ARIN, the American Registry for Internet Numbers, and the group responsible for managing IPv4 address space in North America, continues to remind us:

“With less than 10% of IPv4 address space remaining, organizations must adopt IPv6 to support applications that require ongoing availability of contiguous IP addresses. Internet Protocol defines how computers communicate over a network. IP version 4 (IPv4), the currently prevalent version, contains just over four billion unique IP addresses. IPv6 is a newer numbering system that provides a much larger address pool than IPv4, among other features.”

10% is a very small number.

As the IPv4 address space is further depleted, and if companies and organizations have never prepared their networks for IPv6, the result for American companies will not be pretty. Unable to collaborate on an application level with their peers around the world (yes, as you might expect, those pesky Europeans and Asians are doing everything possible to take a leadership role in front of the Americans with IPv6 – or maybe they are just more fearful of the potential impact of running short on IPv4 address space), American companies will suffer.

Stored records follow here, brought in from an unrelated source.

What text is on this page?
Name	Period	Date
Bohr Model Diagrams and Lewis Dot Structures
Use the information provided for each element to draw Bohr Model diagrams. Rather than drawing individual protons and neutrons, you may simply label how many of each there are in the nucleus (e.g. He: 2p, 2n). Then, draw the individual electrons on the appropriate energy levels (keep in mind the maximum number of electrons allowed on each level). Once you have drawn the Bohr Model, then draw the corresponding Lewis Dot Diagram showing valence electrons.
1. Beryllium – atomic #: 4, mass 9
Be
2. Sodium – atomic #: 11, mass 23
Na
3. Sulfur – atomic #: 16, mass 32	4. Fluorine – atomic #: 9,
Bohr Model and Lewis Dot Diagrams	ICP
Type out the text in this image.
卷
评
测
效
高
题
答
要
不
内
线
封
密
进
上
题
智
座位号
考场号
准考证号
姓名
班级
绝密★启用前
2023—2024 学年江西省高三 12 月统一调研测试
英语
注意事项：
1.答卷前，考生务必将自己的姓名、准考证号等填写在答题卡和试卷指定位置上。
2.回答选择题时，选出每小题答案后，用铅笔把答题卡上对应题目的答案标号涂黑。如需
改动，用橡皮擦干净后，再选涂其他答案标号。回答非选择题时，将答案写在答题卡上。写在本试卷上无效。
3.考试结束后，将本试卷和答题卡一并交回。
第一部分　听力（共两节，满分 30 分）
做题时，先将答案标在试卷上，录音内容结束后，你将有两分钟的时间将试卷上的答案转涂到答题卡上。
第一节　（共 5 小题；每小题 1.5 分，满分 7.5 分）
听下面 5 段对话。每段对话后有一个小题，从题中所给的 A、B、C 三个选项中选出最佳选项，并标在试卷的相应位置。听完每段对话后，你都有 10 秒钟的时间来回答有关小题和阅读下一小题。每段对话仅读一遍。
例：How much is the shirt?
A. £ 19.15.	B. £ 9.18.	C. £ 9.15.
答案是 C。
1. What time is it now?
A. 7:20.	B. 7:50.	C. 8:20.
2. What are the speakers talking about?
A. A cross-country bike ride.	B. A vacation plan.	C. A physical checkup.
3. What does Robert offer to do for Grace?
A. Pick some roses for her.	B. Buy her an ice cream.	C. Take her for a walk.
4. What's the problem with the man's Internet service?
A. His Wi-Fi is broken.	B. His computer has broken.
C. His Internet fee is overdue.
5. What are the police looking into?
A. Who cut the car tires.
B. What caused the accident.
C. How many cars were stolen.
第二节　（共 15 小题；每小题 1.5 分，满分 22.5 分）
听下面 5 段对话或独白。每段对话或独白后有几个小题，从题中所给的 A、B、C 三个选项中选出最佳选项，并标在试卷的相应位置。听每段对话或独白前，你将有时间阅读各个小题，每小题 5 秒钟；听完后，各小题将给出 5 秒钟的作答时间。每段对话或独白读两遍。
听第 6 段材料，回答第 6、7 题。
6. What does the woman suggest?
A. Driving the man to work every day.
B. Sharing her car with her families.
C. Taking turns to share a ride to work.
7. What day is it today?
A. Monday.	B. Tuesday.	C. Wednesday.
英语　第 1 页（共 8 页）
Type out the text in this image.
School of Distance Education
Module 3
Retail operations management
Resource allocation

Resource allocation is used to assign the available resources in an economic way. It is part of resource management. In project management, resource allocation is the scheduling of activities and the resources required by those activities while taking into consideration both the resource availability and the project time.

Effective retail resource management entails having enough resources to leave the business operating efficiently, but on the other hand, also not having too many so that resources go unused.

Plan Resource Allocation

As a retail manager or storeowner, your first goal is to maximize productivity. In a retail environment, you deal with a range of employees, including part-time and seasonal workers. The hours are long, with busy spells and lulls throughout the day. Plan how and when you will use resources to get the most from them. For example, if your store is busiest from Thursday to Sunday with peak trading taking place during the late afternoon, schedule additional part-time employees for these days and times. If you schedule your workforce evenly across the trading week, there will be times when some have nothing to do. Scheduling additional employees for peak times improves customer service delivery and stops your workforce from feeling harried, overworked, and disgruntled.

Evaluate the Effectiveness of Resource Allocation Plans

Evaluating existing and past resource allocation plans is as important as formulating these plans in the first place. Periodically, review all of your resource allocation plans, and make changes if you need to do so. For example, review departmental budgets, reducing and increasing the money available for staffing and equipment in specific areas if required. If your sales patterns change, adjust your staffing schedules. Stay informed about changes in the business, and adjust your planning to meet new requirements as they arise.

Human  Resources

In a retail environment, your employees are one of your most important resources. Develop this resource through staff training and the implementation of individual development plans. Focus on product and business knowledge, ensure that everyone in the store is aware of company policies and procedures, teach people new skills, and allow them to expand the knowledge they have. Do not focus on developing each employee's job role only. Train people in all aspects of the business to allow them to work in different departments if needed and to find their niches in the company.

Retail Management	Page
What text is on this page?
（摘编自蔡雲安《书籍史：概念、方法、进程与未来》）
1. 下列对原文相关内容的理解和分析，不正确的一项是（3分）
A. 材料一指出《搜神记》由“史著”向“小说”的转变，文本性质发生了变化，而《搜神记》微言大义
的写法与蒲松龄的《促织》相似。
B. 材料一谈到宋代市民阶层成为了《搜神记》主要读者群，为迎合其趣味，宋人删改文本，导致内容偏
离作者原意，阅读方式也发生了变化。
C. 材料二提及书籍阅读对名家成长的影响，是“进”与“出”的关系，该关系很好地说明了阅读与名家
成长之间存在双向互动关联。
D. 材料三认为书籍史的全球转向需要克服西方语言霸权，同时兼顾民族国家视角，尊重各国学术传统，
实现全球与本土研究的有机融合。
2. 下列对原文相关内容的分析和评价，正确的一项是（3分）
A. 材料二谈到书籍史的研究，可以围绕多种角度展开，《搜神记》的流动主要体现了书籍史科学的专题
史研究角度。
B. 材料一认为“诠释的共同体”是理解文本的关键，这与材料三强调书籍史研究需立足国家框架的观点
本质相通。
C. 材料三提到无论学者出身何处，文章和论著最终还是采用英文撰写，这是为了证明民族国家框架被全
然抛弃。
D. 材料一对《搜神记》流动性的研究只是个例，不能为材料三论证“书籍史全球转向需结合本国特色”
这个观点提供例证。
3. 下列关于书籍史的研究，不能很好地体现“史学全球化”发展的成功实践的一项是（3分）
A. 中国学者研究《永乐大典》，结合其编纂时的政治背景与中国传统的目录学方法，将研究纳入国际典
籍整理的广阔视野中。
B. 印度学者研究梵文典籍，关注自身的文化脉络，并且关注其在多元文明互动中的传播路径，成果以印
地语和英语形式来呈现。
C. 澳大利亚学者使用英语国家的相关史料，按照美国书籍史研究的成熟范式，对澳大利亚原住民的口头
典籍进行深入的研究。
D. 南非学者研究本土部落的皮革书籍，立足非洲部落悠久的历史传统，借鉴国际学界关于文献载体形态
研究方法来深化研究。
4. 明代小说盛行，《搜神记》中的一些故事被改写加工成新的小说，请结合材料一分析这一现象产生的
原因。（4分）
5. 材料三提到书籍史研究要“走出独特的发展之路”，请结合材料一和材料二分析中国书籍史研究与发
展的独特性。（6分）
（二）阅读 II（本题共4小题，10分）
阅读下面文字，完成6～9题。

All manufacturing machinery will be network-enabled (yes, with IPv6 addresses), ERP, CRM, OSS, BSS – basically everything we build and sell stuff with, requires IPv6.

Good luck Martin Levy. Americans need you to continue spreading the word. Not only blasting it through a loudspeaker, but in the creative manner provided by Hurricane Electric’s IPv6 Academy and Certification process. Fun, but serious.

Us IT guys have a lot of work to do in the next couple years. IPv6, building the 4th Utility, developing cloud exchanges, developing greener data centers. Yes, it is a good time for Information and Communications Technology professionals.